Atkins envisioned a matrix “map” with Value on the left axis with scores ranging from 0 to 100 and a
horizontal line drawn across the map at 50 and Ability (to succeed) at the bottom with the same scale
and a vertical line at 50. This would divide the map into four quadrants with the top projects in the
upper right corner. The projects to consider would all need to be above a diagonal line drawn from the
top left 100 point to the bottom right 100 point. To do this, Atkins considered creating a score card to
evaluate and compare the projects. But what criteria should be used? And how should the team think
about the dependencies across the projects?

Atkins wondered if they could come up with a solid recommendation in time for the board meeting the
next morning. “It’s going to be a late night tonight with some interesting discussions,” he thought to
himself.

Questions

Strategically, what is MDCM trying to achieve?

What important aspects of the organization are relevant to this decision?

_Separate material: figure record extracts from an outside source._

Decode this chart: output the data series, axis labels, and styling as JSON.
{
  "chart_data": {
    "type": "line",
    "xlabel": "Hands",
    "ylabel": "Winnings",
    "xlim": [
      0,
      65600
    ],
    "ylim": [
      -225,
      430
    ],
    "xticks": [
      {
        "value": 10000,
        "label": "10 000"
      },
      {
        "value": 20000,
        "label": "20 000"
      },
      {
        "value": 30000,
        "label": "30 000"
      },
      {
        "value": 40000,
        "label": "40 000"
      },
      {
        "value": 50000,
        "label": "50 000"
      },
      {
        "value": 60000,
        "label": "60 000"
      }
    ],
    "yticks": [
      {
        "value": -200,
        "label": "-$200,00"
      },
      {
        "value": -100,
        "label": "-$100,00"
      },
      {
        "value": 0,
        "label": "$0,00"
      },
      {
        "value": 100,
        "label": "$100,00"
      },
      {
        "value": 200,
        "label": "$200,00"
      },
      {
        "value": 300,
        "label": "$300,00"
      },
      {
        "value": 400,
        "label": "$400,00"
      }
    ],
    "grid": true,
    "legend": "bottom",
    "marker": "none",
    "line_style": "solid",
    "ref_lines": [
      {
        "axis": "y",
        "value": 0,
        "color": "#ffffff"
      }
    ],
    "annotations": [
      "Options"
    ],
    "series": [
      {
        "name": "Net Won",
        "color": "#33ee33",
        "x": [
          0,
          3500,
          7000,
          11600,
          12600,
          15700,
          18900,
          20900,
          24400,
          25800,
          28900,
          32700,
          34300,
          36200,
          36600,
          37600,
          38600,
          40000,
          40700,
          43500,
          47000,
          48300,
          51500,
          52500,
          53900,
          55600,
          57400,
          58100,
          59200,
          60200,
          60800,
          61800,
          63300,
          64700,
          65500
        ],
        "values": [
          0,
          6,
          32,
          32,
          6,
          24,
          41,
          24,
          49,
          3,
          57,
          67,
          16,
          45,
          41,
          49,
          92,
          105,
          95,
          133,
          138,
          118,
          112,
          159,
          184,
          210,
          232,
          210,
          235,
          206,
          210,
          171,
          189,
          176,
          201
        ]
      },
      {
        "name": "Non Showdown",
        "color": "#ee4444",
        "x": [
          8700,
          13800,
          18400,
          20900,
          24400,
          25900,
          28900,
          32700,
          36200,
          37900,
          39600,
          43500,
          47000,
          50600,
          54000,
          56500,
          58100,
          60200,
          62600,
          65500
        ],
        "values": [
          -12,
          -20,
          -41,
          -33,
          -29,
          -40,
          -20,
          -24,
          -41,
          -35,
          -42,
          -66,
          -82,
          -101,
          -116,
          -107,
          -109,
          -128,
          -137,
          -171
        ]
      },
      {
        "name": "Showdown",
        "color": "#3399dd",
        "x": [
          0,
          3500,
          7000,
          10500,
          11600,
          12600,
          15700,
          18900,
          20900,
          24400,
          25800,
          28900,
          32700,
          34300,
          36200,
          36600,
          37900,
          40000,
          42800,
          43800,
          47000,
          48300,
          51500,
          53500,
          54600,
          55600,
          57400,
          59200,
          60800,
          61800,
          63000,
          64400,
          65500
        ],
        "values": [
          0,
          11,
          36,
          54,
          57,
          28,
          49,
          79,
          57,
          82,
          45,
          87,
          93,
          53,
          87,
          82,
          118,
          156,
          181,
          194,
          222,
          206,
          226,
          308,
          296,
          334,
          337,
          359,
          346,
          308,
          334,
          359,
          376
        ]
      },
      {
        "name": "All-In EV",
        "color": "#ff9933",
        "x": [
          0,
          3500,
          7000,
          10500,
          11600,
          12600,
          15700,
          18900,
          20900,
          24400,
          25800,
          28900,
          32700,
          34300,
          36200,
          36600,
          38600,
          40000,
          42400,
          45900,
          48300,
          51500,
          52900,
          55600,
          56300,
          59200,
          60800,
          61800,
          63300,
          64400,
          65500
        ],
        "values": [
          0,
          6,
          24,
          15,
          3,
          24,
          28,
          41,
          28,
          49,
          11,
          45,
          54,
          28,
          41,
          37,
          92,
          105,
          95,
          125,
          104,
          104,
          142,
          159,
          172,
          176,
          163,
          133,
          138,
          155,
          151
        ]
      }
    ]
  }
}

What factors were important for Atkin’s team to consider in their recommendation?

Given the above considerations, analyze the various project selection models described in the chapter
and describe their relevance for this decision. Could the Real Options approach be of any value here?
Could the Aggregate Project Plan be of value for MDCM?

What project selection model would you recommend? Why? How would you incorporate the Ability to
Succeed—Value to the Business map into your analysis?

What projects should be initiated first, which later, and which, if any, eliminated? Show the 12 projects
along a vertical “Projects” axis by rows in order of which projects depend on other prior projects, and
the 36‐month timeline on a bottom “Time” axis.